Okay. I’m willing. Because those words say: “Adhere to this rational abstract ideal.”

But that’s not what they mean, when you say them.

What you mean, as a practical matter, is much more like: Follow The Scientists.

Who are very human, and also often buried to their necks in conflicted interests that you can’t see, and that sometimes even they can’t (or won’t) see too.

They were wrong about almost everything, and a lot of them were corrupt besides, overtly or covertly.

How will that truth affect you the next time they try to scare you into compliant helplessness?

(Protip: the next time might have already happened.)

Sopranos Star Refused Covid Jab & Paid The Price! w/Drea de Matteo

Okay. Enough of that for now, Mr. Belletrisms. And as for you, dear reader, Ms. de Matteo is featured in several clips currently on JD’s channel, and they’re all worth watching–you do whatever you like. You be you. Always.

***

It’s three o’clock on a Sunday afternoon and the post-Fair quiet seems luminous and preternatural. I’ve been up a long time.

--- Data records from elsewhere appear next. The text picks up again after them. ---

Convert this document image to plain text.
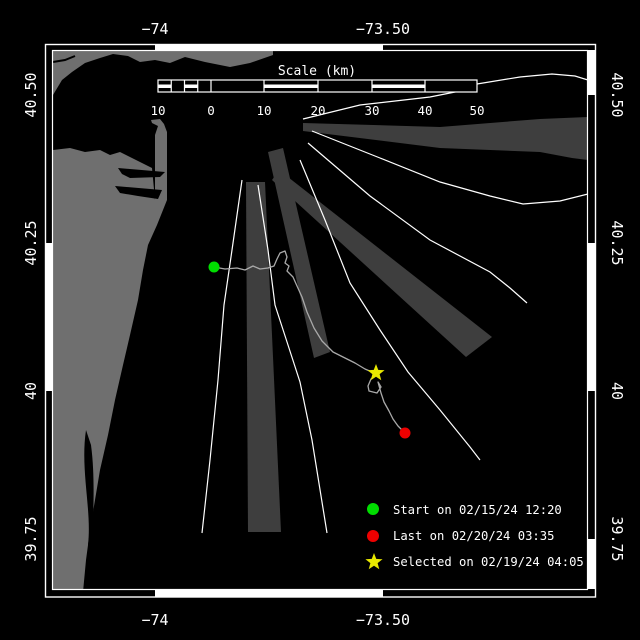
Scale (km)
10	0	10	20	30	40	50
−74	−73.50
−74	−73.50
40.50
40.25
40
39.75
40.50
40.25
40
39.75
Start on 02/15/24 12:20
Last on 02/20/24 03:35
Selected on 02/19/24 04:05
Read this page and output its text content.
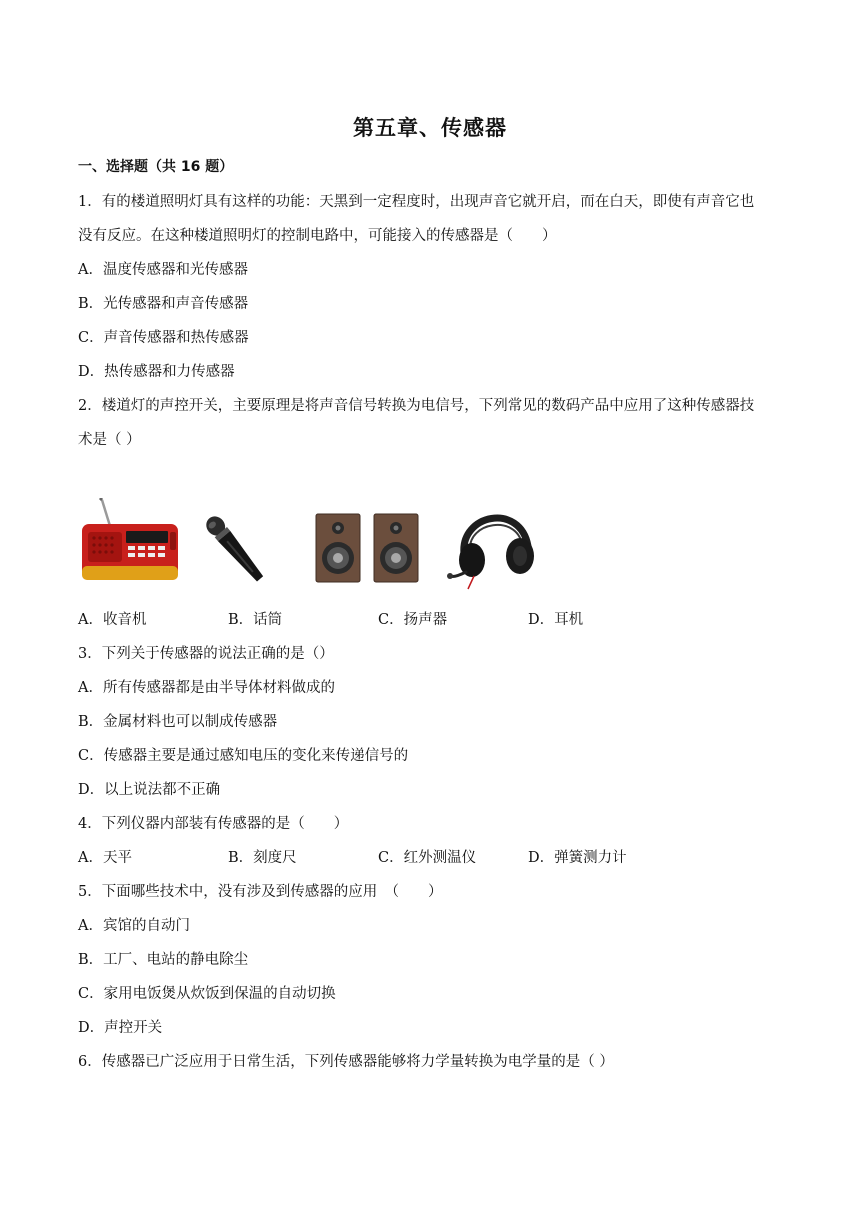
第五章、传感器
一、选择题（共 16 题）
1．有的楼道照明灯具有这样的功能：天黑到一定程度时，出现声音它就开启，而在白天，即使有声音它也
没有反应。在这种楼道照明灯的控制电路中，可能接入的传感器是（　　）
A．温度传感器和光传感器
B．光传感器和声音传感器
C．声音传感器和热传感器
D．热传感器和力传感器
2．楼道灯的声控开关，主要原理是将声音信号转换为电信号，下列常见的数码产品中应用了这种传感器技
术是（ ）
A．收音机	B．话筒	C．扬声器	D．耳机
3．下列关于传感器的说法正确的是（）
A．所有传感器都是由半导体材料做成的
B．金属材料也可以制成传感器
C．传感器主要是通过感知电压的变化来传递信号的
D．以上说法都不正确
4．下列仪器内部装有传感器的是（　　）
A．天平	B．刻度尺	C．红外测温仪	D．弹簧测力计
5．下面哪些技术中，没有涉及到传感器的应用　（　　）
A．宾馆的自动门
B．工厂、电站的静电除尘
C．家用电饭煲从炊饭到保温的自动切换
D．声控开关
6．传感器已广泛应用于日常生活，下列传感器能够将力学量转换为电学量的是（ ）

All the laundry is done, except the shirt I was wearing while doing it.

All the water receptacles are full again, although under current conditions they will be empty in about 48 hours.

I just ate a whole watermelon because it was the last thing in the pantryfridge that was in danger of going bad.

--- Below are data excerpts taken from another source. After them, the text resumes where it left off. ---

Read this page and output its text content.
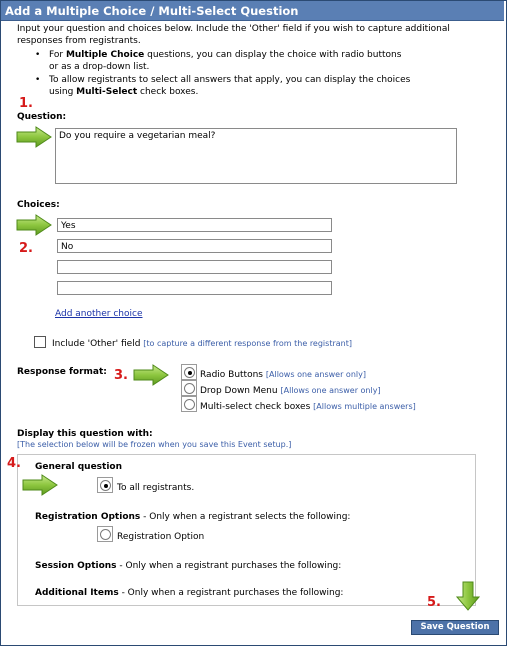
Add a Multiple Choice / Multi-Select Question
Input your question and choices below. Include the 'Other' field if you wish to capture additional
responses from registrants.
• For Multiple Choice questions, you can display the choice with radio buttons
or as a drop-down list.
• To allow registrants to select all answers that apply, you can display the choices
using Multi-Select check boxes.
1.
Question:
Do you require a vegetarian meal?
Choices:
2.
Yes
No
Add another choice
Include 'Other' field [to capture a different response from the registrant]
Response format: 3.	Radio Buttons [Allows one answer only]
Drop Down Menu [Allows one answer only]
Multi-select check boxes [Allows multiple answers]
Display this question with:
[The selection below will be frozen when you save this Event setup.]
4. General question
To all registrants.
Registration Options - Only when a registrant selects the following:
Registration Option
Session Options - Only when a registrant purchases the following:
Additional Items - Only when a registrant purchases the following:
5.
Save Question
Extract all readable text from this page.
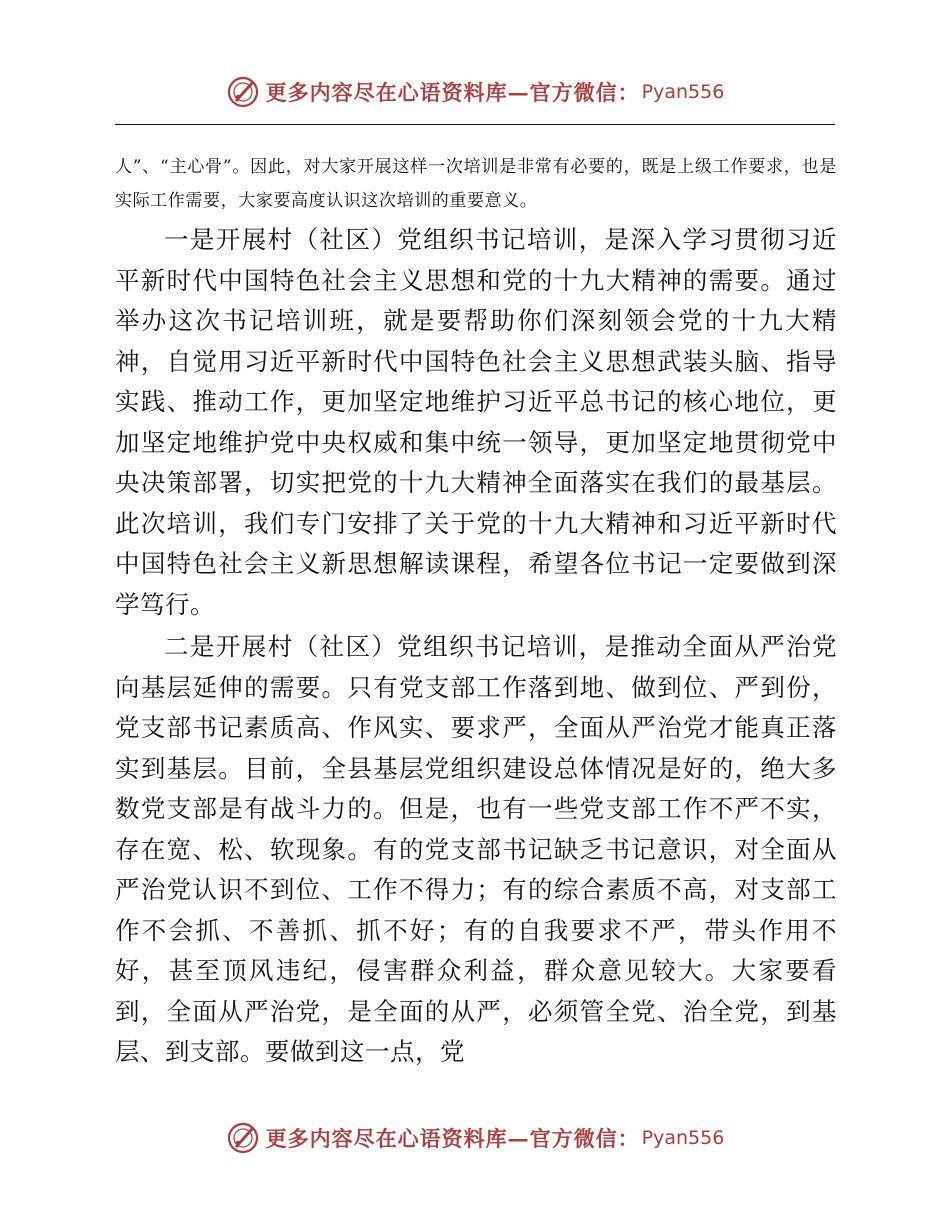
更多内容尽在心语资料库—官方微信： Pyan556

人”、“主心骨”。因此，对大家开展这样一次培训是非常有必要的，既是上级工作要求，也是实际工作需要，大家要高度认识这次培训的重要意义。

一是开展村（社区）党组织书记培训，是深入学习贯彻习近平新时代中国特色社会主义思想和党的十九大精神的需要。通过举办这次书记培训班，就是要帮助你们深刻领会党的十九大精神，自觉用习近平新时代中国特色社会主义思想武装头脑、指导实践、推动工作，更加坚定地维护习近平总书记的核心地位，更加坚定地维护党中央权威和集中统一领导，更加坚定地贯彻党中央决策部署，切实把党的十九大精神全面落实在我们的最基层。此次培训，我们专门安排了关于党的十九大精神和习近平新时代中国特色社会主义新思想解读课程，希望各位书记一定要做到深学笃行。

二是开展村（社区）党组织书记培训，是推动全面从严治党向基层延伸的需要。只有党支部工作落到地、做到位、严到份，党支部书记素质高、作风实、要求严，全面从严治党才能真正落实到基层。目前，全县基层党组织建设总体情况是好的，绝大多数党支部是有战斗力的。但是，也有一些党支部工作不严不实，存在宽、松、软现象。有的党支部书记缺乏书记意识，对全面从严治党认识不到位、工作不得力；有的综合素质不高，对支部工作不会抓、不善抓、抓不好；有的自我要求不严，带头作用不好，甚至顶风违纪，侵害群众利益，群众意见较大。大家要看到，全面从严治党，是全面的从严，必须管全党、治全党，到基层、到支部。要做到这一点，党

更多内容尽在心语资料库—官方微信： Pyan556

Except for the knife and cutting board I used for that job, all the dishes are done and so I unbuilt the sink again. No more dishes will get done until I build it back.

Is there gas in the car? Yes there’s gas in the car. The people down the hall don’t know who I am, partly because there is no hall, and that makes me happy.

While I was out running around I had a thought, as sometimes happens.

I suddenly thought: This art you do is largely about the process of justifying your own existence.

I didn’t tell my brain to shut up. I thought about the thought, and concluded that there was truth in it, and that I didn’t actually even mind if it was completely true.

But.

I am bothered by the underlying premise, by the proto-thought, which is that some big part of me must believe that my existence needs justifying.

What would it look like to live life without the need for such a justification?

Would I still do art, and if I did, how would it look differently?

Would I still want so much to save your brain from the bad people? Would I stop caring about being that kind of savior?

Maybe I should try it for a while and see.

Maybe I should experiment, and follow … the science.